Nursing homes see steep decline in covid-19 cases
Doctors credit vaccinations for significant turnaround
Nursing homes have been hit hard throughout the pandemic. The coronavirus has raced through some 31,000 long-term-care facilities in the United States, killing more than 163,000 residents and employees and accounting for more than one-third of all virus deaths since the late spring.
But for the first time since the U.S. outbreak began roughly a year ago — at a nursing care center in Kirkland, Wash. — the threat inside nursing homes may have finally reached a turning point.
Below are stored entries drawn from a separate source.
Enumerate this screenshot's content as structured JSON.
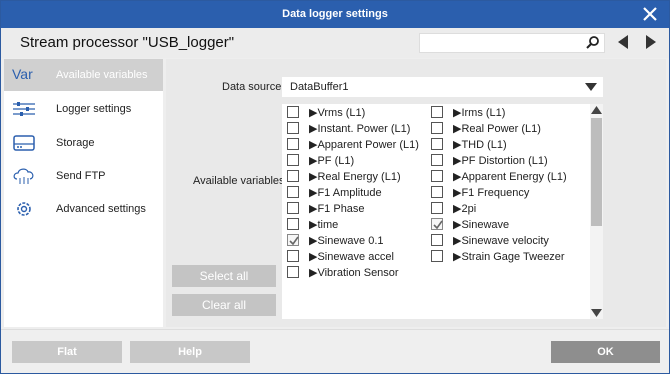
{
  "window": {
    "title": "Data logger settings"
  },
  "header": {
    "heading": "Stream processor \"USB_logger\"",
    "search_value": "",
    "search_placeholder": ""
  },
  "sidebar": {
    "items": [
      {
        "label": "Available variables",
        "icon": "var-icon",
        "active": true
      },
      {
        "label": "Logger settings",
        "icon": "sliders-icon",
        "active": false
      },
      {
        "label": "Storage",
        "icon": "drive-icon",
        "active": false
      },
      {
        "label": "Send FTP",
        "icon": "cloud-upload-icon",
        "active": false
      },
      {
        "label": "Advanced settings",
        "icon": "gear-icon",
        "active": false
      }
    ],
    "var_icon_text": "Var"
  },
  "content": {
    "data_source_label": "Data source",
    "data_source_value": "DataBuffer1",
    "available_label": "Available variables",
    "select_all": "Select all",
    "clear_all": "Clear all",
    "variables": [
      {
        "label": "▶Vrms (L1)",
        "checked": false
      },
      {
        "label": "▶Irms (L1)",
        "checked": false
      },
      {
        "label": "▶Instant. Power (L1)",
        "checked": false
      },
      {
        "label": "▶Real Power (L1)",
        "checked": false
      },
      {
        "label": "▶Apparent Power (L1)",
        "checked": false
      },
      {
        "label": "▶THD (L1)",
        "checked": false
      },
      {
        "label": "▶PF (L1)",
        "checked": false
      },
      {
        "label": "▶PF Distortion (L1)",
        "checked": false
      },
      {
        "label": "▶Real Energy (L1)",
        "checked": false
      },
      {
        "label": "▶Apparent Energy (L1)",
        "checked": false
      },
      {
        "label": "▶F1 Amplitude",
        "checked": false
      },
      {
        "label": "▶F1 Frequency",
        "checked": false
      },
      {
        "label": "▶F1 Phase",
        "checked": false
      },
      {
        "label": "▶2pi",
        "checked": false
      },
      {
        "label": "▶time",
        "checked": false
      },
      {
        "label": "▶Sinewave",
        "checked": true
      },
      {
        "label": "▶Sinewave 0.1",
        "checked": true
      },
      {
        "label": "▶Sinewave velocity",
        "checked": false
      },
      {
        "label": "▶Sinewave accel",
        "checked": false
      },
      {
        "label": "▶Strain Gage Tweezer",
        "checked": false
      },
      {
        "label": "▶Vibration Sensor",
        "checked": false
      }
    ]
  },
  "footer": {
    "flat": "Flat",
    "help": "Help",
    "ok": "OK"
  },
  "colors": {
    "titlebar": "#2b5fae",
    "accent_icon": "#2b5fae",
    "active_nav": "#d0d0d0",
    "button_disabled": "#c4c4c4",
    "button_ok": "#8e8e8e"
  }
}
Since the arrival of vaccines, which were prioritized to long-term-care facilities starting in late December, new cases and deaths in nursing homes, a large subset of long-term-care facilities, have fallen steeply, outpacing national declines, according to a New York Times analysis of federal data. The turnaround is an encouraging sign for vaccine effectiveness and offers an early glimpse at what may be in store for the rest of the country as more and more people get vaccinated.
From late December to early February, new cases among nursing home residents fell by more than 80%, nearly double the rate of improvement in the general population. The trend-line for deaths was even more striking: Even as fatalities spiked overall this winter, deaths inside the facilities have fallen, decreasing by more than 65%.
“I’m almost at a loss for words at how amazing it is and how exciting,” said Dr. David Gifford, chief medical officer for the American Health Care Association, which represents thousands of long-term-care facilities across the country.
“If we are seeing a robust response with this vaccine with the elderly with a highly contagious disease,” he said, “I think that’s a great sign for the rest of the population.”
Experts attribute the improvements in large part to the distribution of vaccines. About 4.5 million residents and employees in long-termcare facilities have received at least one dose of the vaccine, according to the Centers for Disease Control and Prevention, including about 2.1 million who have been fully vaccinated.
Other factors, including the steep drop in new infections nationwide in recent weeks, may have contributed as well.
Today, new cases in U.S. nursing homes are at their lowest point since May, when the federal government began tracking such data.
“What is certainly surprising to me is how quickly we’re seeing this,” said Dr. Sunil Parikh, an associate professor of public health research and medicine at Yale School of Public Health in Connecticut, where weekly cases in nursing homes had dropped from several hundred around the holidays to as little as 30 statewide during one recent week.
“It’s a dramatic decline,” he said, adding that more research was needed to determine what role community transmission played and whether the first dose of vaccine may offer more protection than previously thought.
In one promising sign, the American Health Care Association, the industry group, looked at nearly 800 nursing homes that received early doses of the vaccine in December and compared caseloads with facilities in the same counties that had not yet held vaccination clinics.
“If we are seeing a robust response with this vaccine with the elderly with a highly contagious disease, I think that’s a great sign for the rest of the population.”
— Dr. David Gifford, chief medical officer for the American Health Care Association
The nursing homes that got the earlier vaccine saw a 48% decline in cases among residents, compared with 21% among nearby nursing homes.
In some nursing homes, 4 out of 5 residents or more have now been vaccinated. Some states, such as Connecticut and West Virginia, have reported finishing vaccinations at all nursing homes, but many employees and a smaller share of residents nationally have declined to get the shots.
At Valley Senior Living in Grand Forks, N.D., more than 90% of residents agreed to be vaccinated. The high rate of uptake, combined with low levels of community transmission, has meant that life is slowly inching back to normal for the 400 or so people who live in the facility’s nursing and assisted living centers.
Residents are now allowed to visit with loved ones again, one or two people at a time. They are singing in choirs, albeit masked and spaced apart. There was even a recent Mardi Gras parade, complete with beads and music. It is a marked change from much of the past year, when outbreaks there led to months of shutdown and at least 12 deaths.
“Things are better,” said Garth Rydland, chief executive at Valley Senior Living. “You kind of knock on wood every time you say something like that, but now I feel a lot more confident.”